I don’t think so. Anyway, Shields is a great album, but given that the whole thrust of this project is to review albums based on first impressions, I’ve got Painted Ruins now and am going to review that.
Makes sense. Proceed.
So as I’m listening to this album for the first time, I have this sinking feeling. I listen to the first few songs and am filled with a feeling of dread. It seems that Grizzly Bear are suffering from what I call “All The Good Chord Sequences Are Already Taken” syndrome. I am unable to pick out any kind of melodic patterns. In an effort to do something novel, they’ve written songs that are criminally uncatchy, random sequences of chords and notes that have no soul in them whatsoever.
Turns out, I should have had more faith. Because upon second listen, something starts to emerge. That little shred of familiarity from hearing the songs once is enough to provide just enough context that things don’t seem so gloomy after all.

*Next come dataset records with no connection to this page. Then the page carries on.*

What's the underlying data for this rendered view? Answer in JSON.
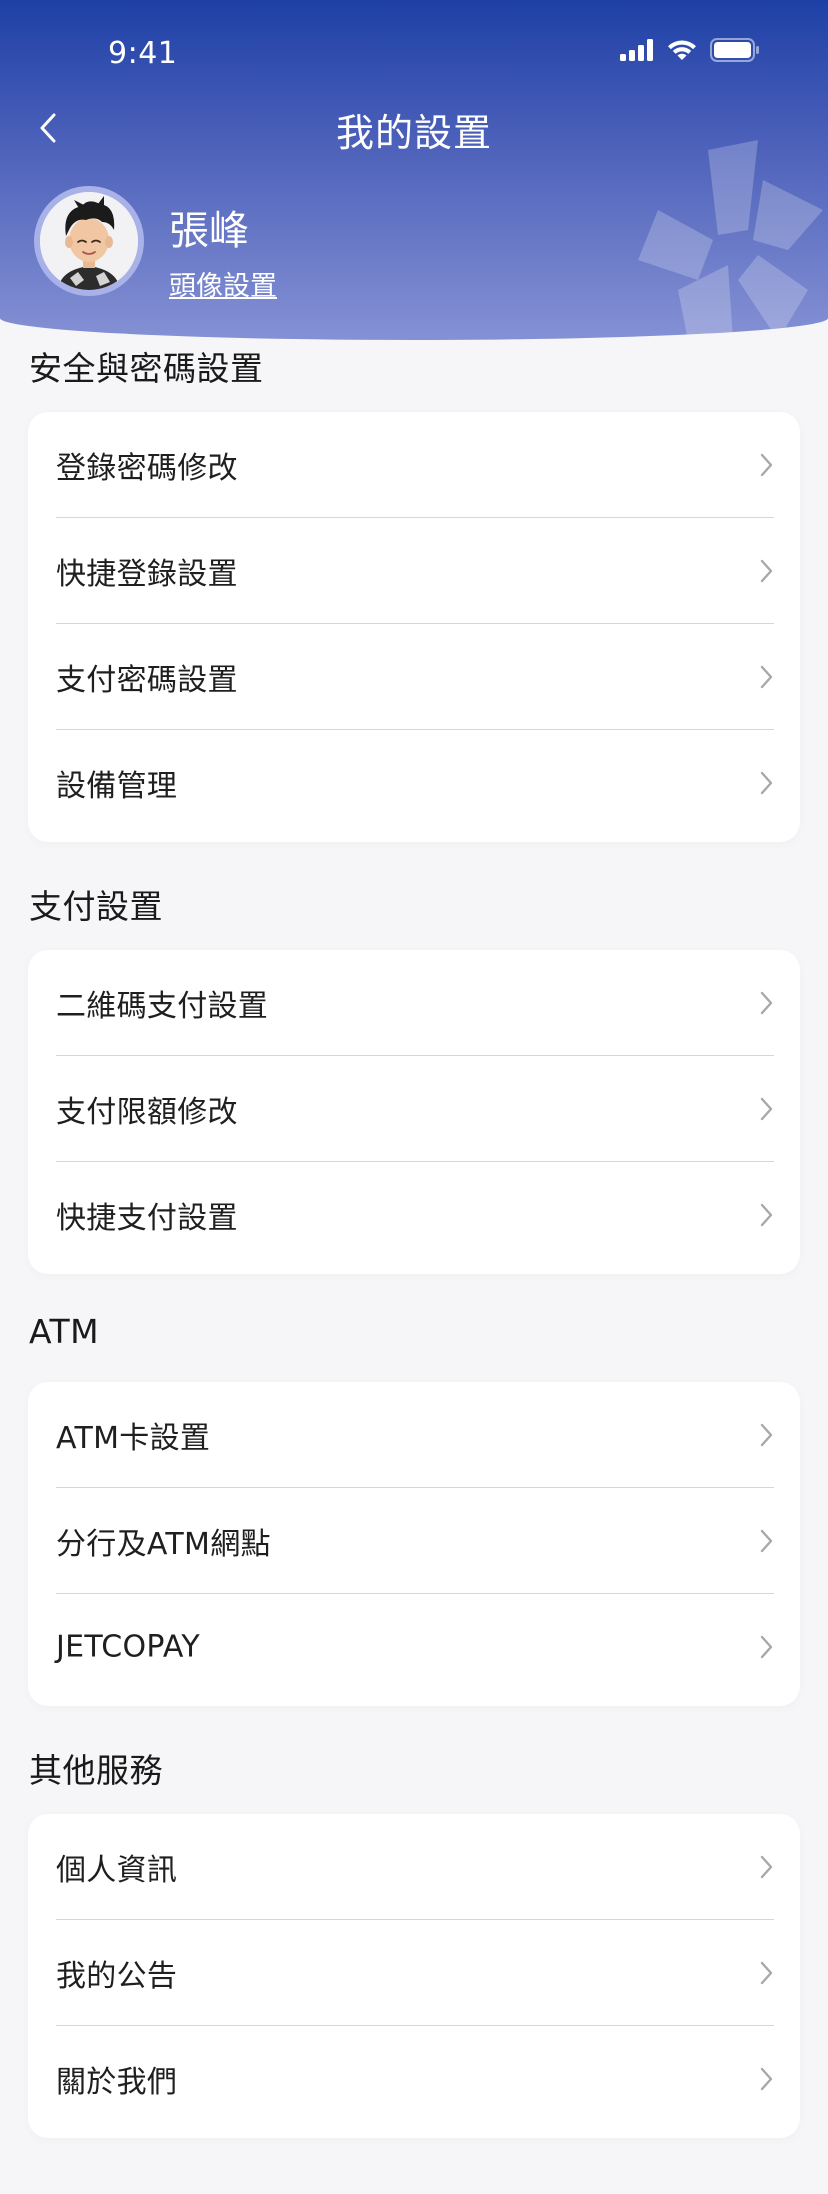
{
  "status_bar": {
    "time": "9:41",
    "icons": [
      "cellular-signal-icon",
      "wifi-icon",
      "battery-icon"
    ]
  },
  "header": {
    "title": "我的設置",
    "back_icon": "chevron-left-icon"
  },
  "profile": {
    "name": "張峰",
    "avatar_link": "頭像設置"
  },
  "sections": [
    {
      "title": "安全與密碼設置",
      "items": [
        "登錄密碼修改",
        "快捷登錄設置",
        "支付密碼設置",
        "設備管理"
      ]
    },
    {
      "title": "支付設置",
      "items": [
        "二維碼支付設置",
        "支付限額修改",
        "快捷支付設置"
      ]
    },
    {
      "title": "ATM",
      "items": [
        "ATM卡設置",
        "分行及ATM網點",
        "JETCOPAY"
      ]
    },
    {
      "title": "其他服務",
      "items": [
        "個人資訊",
        "我的公告",
        "關於我們"
      ]
    }
  ],
  "colors": {
    "header_top": "#1e40a6",
    "header_bottom": "#8591d4",
    "page_background": "#f6f6f8",
    "card_background": "#ffffff",
    "chevron": "#a8a8a8"
  }
}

You can probably guess where this is going. After three weeks, which probably corresponds to at least 10 listens through of the album, it’s climbed in my estimation greatly. Not so much that I’d proclaim it to be one of the greatest albums in the world or anything like that, but enough that I can get to the end and quite happily set it going from the start again. This album is, in short, a grower.
I don’t feel like I’ve really experienced this album on that level. It’s not a song-by-song sort of album, so when I look at the track listing, it’s a very unfamiliar collection of song titles that look back at me. I can’t tell you which one’s which, I can’t hum them. Not that sort of album, at least not to me. But, flicking through the album, I can heartily endorse Mourning Sound and Losing All Sense as my personal favourite tracks.